Is it Okay to Have a Pet When You Are Asthmatic?

Pet Dander and Asthma

Asthma and allergy often occur together, because the same triggers (i.e. pollen, dust mites, pet dander, and food allergies, to name a few) can cause both hay fever symptoms as well as asthma symptoms such as breathing problems, wheezing and tightness in the chest. This form of asthma is medically known as allergy induced asthma. While pollen and allergens are seasonal, having a pet all year around in your home will constantly cause symptoms if you are allergic to pet dander.

Beyond Your Cat’s Dander

Your cat’s dander is not the real culprit, but the carrier of those substances that trigger symptoms. Certain components from the animal’s saliva, or other secretions, as well as the urines and feces are the real triggers of your asthma episodes. Besides domestic pets such as cats, dogs and birds, other animtheals like rabbits, hamsters, mice, rats and horses can trigger an asthma attack.
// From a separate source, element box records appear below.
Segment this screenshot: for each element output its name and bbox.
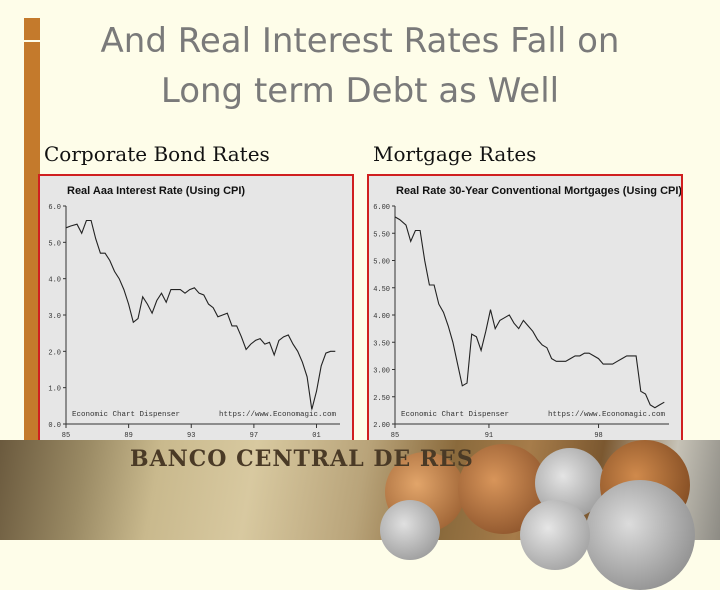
- coin-image: [380, 500, 440, 560]
- accent-line: [24, 40, 44, 42]
- corporate-bond-chart-svg: Real Aaa Interest Rate (Using CPI) 0.0 1.0…: [48, 185, 340, 440]
- y-tick-label: 4.50: [373, 286, 390, 294]
- y-tick-label: 1.0: [48, 386, 61, 394]
- coin-image: [520, 500, 590, 570]
- y-tick-label: 2.50: [373, 395, 390, 403]
- y-tick-label: 3.00: [373, 368, 390, 376]
- y-tick-label: 6.00: [373, 204, 390, 212]
- mortgage-chart: Real Rate 30-Year Conventional Mortgages…: [367, 174, 683, 444]
- y-tick-label: 0.0: [48, 422, 61, 430]
- x-tick-label: 85: [391, 432, 399, 440]
- chart-title: Real Rate 30-Year Conventional Mortgages…: [396, 185, 681, 197]
- y-tick-label: 6.0: [48, 204, 61, 212]
- source-right: https://www.Economagic.com: [548, 411, 666, 419]
- y-tick-label: 4.0: [48, 277, 61, 285]
- y-tick-label: 3.50: [373, 340, 390, 348]
- x-tick-label: 01: [312, 432, 320, 440]
- y-tick-label: 2.0: [48, 349, 61, 357]
- right-heading: Mortgage Rates: [373, 142, 537, 166]
- data-line: [65, 219, 336, 410]
- corporate-bond-chart: Real Aaa Interest Rate (Using CPI) 0.0 1.0…: [38, 174, 354, 444]
- y-tick-label: 3.0: [48, 313, 61, 321]
- title-line-2: Long term Debt as Well: [160, 71, 560, 111]
- y-tick-label: 2.00: [373, 422, 390, 430]
- x-tick-label: 93: [187, 432, 195, 440]
- y-tick-label: 5.50: [373, 231, 390, 239]
- mortgage-chart-svg: Real Rate 30-Year Conventional Mortgages…: [373, 185, 681, 440]
- x-tick-label: 91: [485, 432, 493, 440]
- banknote-text: BANCO CENTRAL DE RES: [130, 446, 474, 472]
- slide-title: And Real Interest Rates Fall on Long ter…: [60, 16, 660, 116]
- source-left: Economic Chart Dispenser: [401, 411, 509, 419]
- left-heading: Corporate Bond Rates: [44, 142, 270, 166]
- x-tick-label: 85: [62, 432, 70, 440]
- accent-bar: [24, 18, 40, 448]
- x-tick-label: 98: [594, 432, 602, 440]
- y-tick-label: 5.00: [373, 259, 390, 267]
- x-tick-label: 97: [250, 432, 258, 440]
- source-left: Economic Chart Dispenser: [72, 411, 180, 419]
- data-line: [394, 216, 665, 409]
- y-tick-label: 5.0: [48, 240, 61, 248]
- x-tick-label: 89: [124, 432, 132, 440]
- source-right: https://www.Economagic.com: [219, 411, 337, 419]
- chart-title: Real Aaa Interest Rate (Using CPI): [67, 185, 245, 197]
- title-line-1: And Real Interest Rates Fall on: [100, 21, 620, 61]
- coin-image: [585, 480, 695, 590]
- y-tick-label: 4.00: [373, 313, 390, 321]
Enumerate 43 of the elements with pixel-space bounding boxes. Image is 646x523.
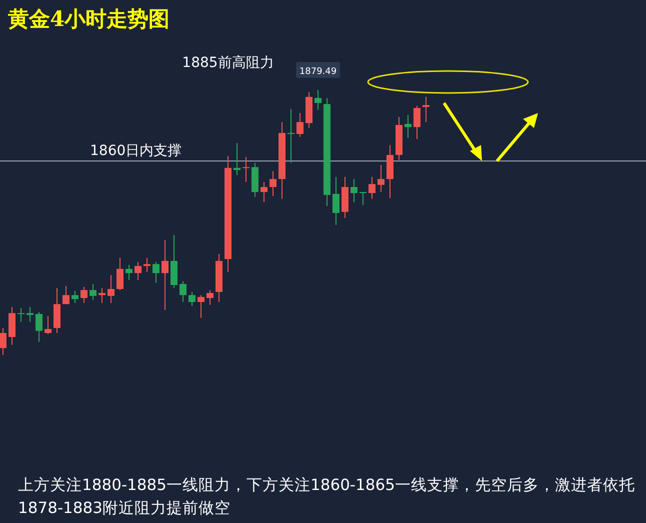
text: 1879.49 — [299, 67, 337, 77]
candlestick — [234, 142, 240, 176]
candlestick — [332, 176, 340, 226]
candlestick — [44, 316, 52, 335]
candlestick — [126, 264, 132, 281]
candlestick — [162, 239, 168, 310]
candlestick — [260, 181, 268, 203]
candlestick — [360, 192, 366, 206]
candlestick — [90, 283, 96, 300]
candlestick — [8, 306, 16, 346]
candlestick — [80, 286, 88, 304]
candlestick — [206, 290, 214, 306]
candlestick — [368, 176, 376, 200]
candlestick — [296, 112, 304, 138]
candlestick — [62, 286, 70, 305]
candlestick — [108, 274, 114, 304]
candlestick — [18, 308, 24, 322]
text: 上方关注1880-1885一线阻力，下方关注1860-1865一线支撑，先空后多，激进者依托1878-1883附近阻力提前做空 — [18, 475, 636, 519]
candlestick — [422, 96, 430, 123]
candlestick — [378, 164, 384, 193]
candlestick — [288, 108, 294, 164]
candlestick — [0, 327, 6, 356]
candlestick — [116, 258, 124, 291]
candlestick — [54, 287, 60, 334]
candlestick — [72, 290, 78, 304]
candlestick — [350, 178, 358, 203]
candlestick — [188, 291, 196, 306]
candlestick — [414, 105, 420, 140]
candlestick — [404, 114, 412, 138]
candlestick — [26, 306, 34, 322]
candlestick — [98, 287, 106, 304]
text: 1885前高阻力 — [182, 55, 274, 71]
candlestick — [270, 170, 276, 196]
chart-title: 黄金4小时走势图 — [7, 6, 170, 31]
candlestick — [36, 312, 42, 343]
candlestick — [242, 156, 250, 182]
candlestick — [144, 258, 150, 273]
candlestick — [314, 90, 322, 110]
ref-line-label: 1860日内支撑 — [90, 143, 182, 160]
candlestick — [198, 294, 204, 318]
candlestick — [134, 261, 142, 281]
candlestick — [152, 261, 160, 284]
candlestick — [180, 280, 186, 302]
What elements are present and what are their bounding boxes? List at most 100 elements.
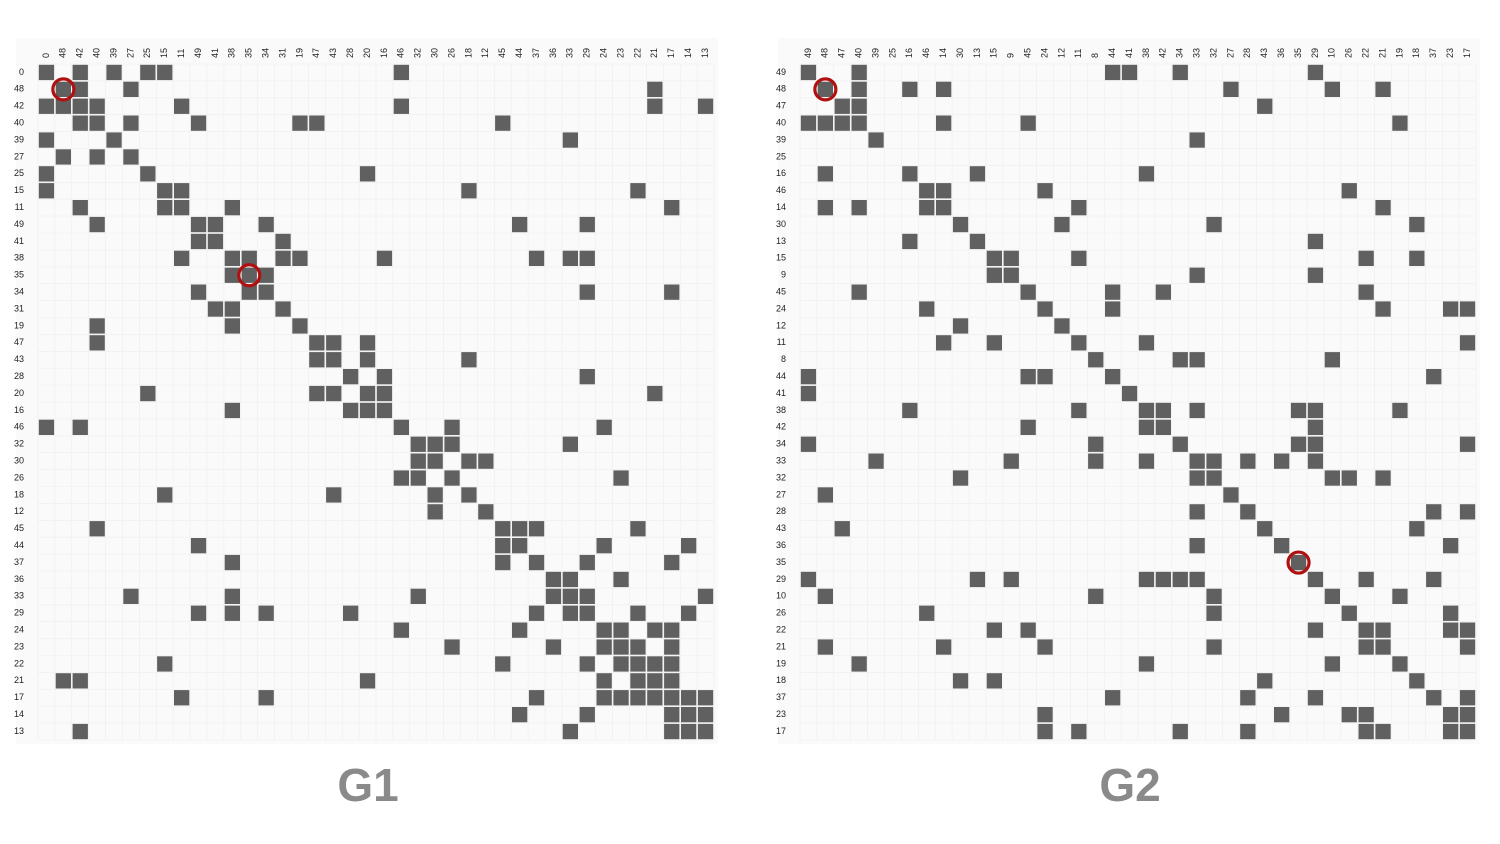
g1-cell-0-42 — [72, 64, 88, 81]
g2-cell-40-14 — [936, 115, 952, 131]
g2-row-label-36: 36 — [776, 540, 786, 550]
g1-cell-28-16 — [376, 369, 393, 385]
g1-cell-43-43 — [326, 352, 342, 368]
g2-row-label-28: 28 — [776, 506, 786, 516]
g1-cell-26-26 — [444, 470, 460, 486]
g2-cell-49-34 — [1172, 64, 1188, 81]
g2-cell-28-33 — [1189, 504, 1205, 520]
g2-cell-30-18 — [1409, 216, 1425, 233]
g2-cell-40-45 — [1020, 115, 1036, 131]
g1-cell-23-26 — [444, 639, 460, 655]
g1-cell-38-35 — [241, 250, 257, 266]
g1-cell-47-43 — [326, 335, 342, 351]
g2-cell-29-9 — [1003, 571, 1019, 588]
g1-cell-14-44 — [512, 707, 528, 723]
g2-col-label-43: 43 — [1259, 48, 1269, 58]
g2-col-label-14: 14 — [938, 48, 948, 58]
g2-cell-14-21 — [1375, 200, 1391, 216]
g2-cell-36-36 — [1274, 538, 1290, 554]
g2-cell-38-11 — [1071, 402, 1087, 419]
g2-cell-21-17 — [1459, 639, 1476, 655]
g1-cell-37-37 — [528, 554, 545, 571]
g2-col-label-49: 49 — [803, 48, 813, 58]
g2-row-label-22: 22 — [776, 625, 786, 635]
g2-col-label-21: 21 — [1377, 48, 1387, 58]
g2-cell-49-44 — [1105, 64, 1121, 81]
g2-cell-34-17 — [1459, 436, 1476, 452]
g1-cell-22-17 — [664, 656, 680, 672]
g1-row-label-31: 31 — [14, 303, 24, 313]
g1-cell-30-12 — [478, 453, 494, 469]
g1-col-label-11: 11 — [176, 49, 186, 58]
g2-cell-40-47 — [834, 115, 850, 131]
g1-cell-11-11 — [174, 200, 190, 216]
g1-cell-17-14 — [681, 690, 697, 706]
g1-cell-40-19 — [292, 115, 308, 131]
g1-cell-41-31 — [275, 233, 291, 250]
g1-cell-33-32 — [410, 588, 426, 604]
g2-cell-27-27 — [1223, 487, 1239, 503]
g2-cell-33-8 — [1088, 453, 1104, 469]
g2-cell-8-33 — [1189, 352, 1205, 368]
g1-cell-29-28 — [343, 605, 359, 621]
g2-cell-11-17 — [1459, 335, 1476, 351]
g1-cell-19-19 — [292, 318, 308, 334]
g2-col-label-41: 41 — [1124, 48, 1134, 58]
g1-cell-15-11 — [174, 183, 190, 199]
g1-row-label-34: 34 — [14, 287, 24, 297]
g2-cell-33-29 — [1307, 453, 1324, 469]
g2-row-label-46: 46 — [776, 185, 786, 195]
g1-col-label-42: 42 — [75, 48, 85, 58]
g1-cell-35-34 — [258, 267, 274, 283]
g1-col-label-47: 47 — [311, 48, 321, 58]
g1-cell-48-42 — [72, 81, 88, 97]
g1-cell-31-41 — [207, 301, 224, 317]
g2-cell-23-36 — [1274, 707, 1290, 723]
g2-col-label-8: 8 — [1090, 53, 1100, 58]
g1-cell-20-47 — [309, 385, 325, 402]
g1-row-label-20: 20 — [14, 388, 24, 398]
matrix-grid — [37, 63, 715, 741]
g2-cell-17-11 — [1071, 723, 1087, 740]
g2-col-label-22: 22 — [1361, 48, 1371, 58]
g1-cell-45-22 — [630, 521, 646, 537]
g1-cell-49-29 — [579, 216, 595, 233]
g2-cell-13-29 — [1307, 233, 1324, 250]
g2-row-label-9: 9 — [781, 270, 786, 280]
g1-cell-29-33 — [562, 605, 578, 621]
g2-cell-38-38 — [1138, 402, 1155, 419]
g2-cell-27-48 — [817, 487, 833, 503]
g1-cell-17-11 — [174, 690, 190, 706]
g1-cell-46-24 — [596, 419, 612, 435]
g1-cell-15-0 — [38, 183, 55, 199]
g2-col-label-11: 11 — [1073, 49, 1083, 58]
g1-cell-25-25 — [140, 166, 156, 182]
g2-col-label-26: 26 — [1344, 48, 1354, 58]
g1-cell-40-47 — [309, 115, 325, 131]
g1-col-label-33: 33 — [565, 48, 575, 58]
g1-cell-21-17 — [664, 673, 680, 689]
g2-cell-39-39 — [868, 132, 884, 148]
g1-cell-24-23 — [613, 622, 629, 638]
g1-cell-21-42 — [72, 673, 88, 689]
g2-cell-37-17 — [1459, 690, 1476, 706]
g2-cell-34-35 — [1290, 436, 1307, 452]
g2-cell-32-21 — [1375, 470, 1391, 486]
g2-cell-28-17 — [1459, 504, 1476, 520]
g2-cell-14-46 — [919, 200, 935, 216]
g2-col-label-37: 37 — [1428, 48, 1438, 58]
g2-cell-42-29 — [1307, 419, 1324, 435]
g1-cell-0-25 — [140, 64, 156, 81]
g2-col-label-17: 17 — [1462, 48, 1472, 58]
g2-cell-17-17 — [1459, 723, 1476, 740]
g1-row-label-15: 15 — [14, 185, 24, 195]
g1-col-label-45: 45 — [497, 48, 507, 58]
g2-cell-40-19 — [1392, 115, 1408, 131]
g1-cell-24-17 — [664, 622, 680, 638]
g1-cell-13-33 — [562, 723, 578, 740]
g1-cell-28-29 — [579, 369, 595, 385]
g1-cell-23-22 — [630, 639, 646, 655]
g2-row-label-43: 43 — [776, 523, 786, 533]
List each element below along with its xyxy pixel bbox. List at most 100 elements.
While allergies and asthma are typically treated with different drugs, some medication can help in both cases. For example leukotriene modifier (Montelukast), Allergy shots (immunotherapy) and Anti-immunoglobulin E (IgE) therapy can help relieve symptoms of both asthma and allergies. Your doctor will find the best treatment for your condition, which usually involves a combination of a few drugs. Keep in mind the best way to avoid symptoms is to prevent exposure to allergens. That’s why the best way to avoid symptom aggravation is to find another owner or a shelter for your pet.

Consider Alternatives

If you love pets, why not choose one that would be unlikely to trigger asthma symptoms? How about a turtle or getting a tank filled with exotic fish? They don’t require as much of your time and attention as a dog or a cat, but they can still be great company. It is also much easier to clean up after them, too.


If You Keep Your Pet

Be aware your symptoms will aggravate from time to time. The best thing you can do is to limit your exposure to your pet. Let your pet sleep over at your family or friends once in a while.  Keep your pet outdoors as much as you can. Consider getting your pet washed and groomed by someone else once a week. Don’t cuddle too much with your pet (remember, the saliva gets on its fur when the pet cleans itself) and can easily worsen your symptoms.  Clean the house (including the carpet and sofas) regularly. Don’t allow your pet in the bedroom or other rooms where you spend lots of time. Consider investing in a vacuum and air cleaner that use HEPA (high efficiency particulate air).

The good thing about asthma is that it typically improves as you age. It is known that its incidence decreases with age. As your symptoms improve, you may want to experiment and see if you can have again pets in your home without getting problems. Just keep in mind that allergic reactions may persist and new ones can develop over the years.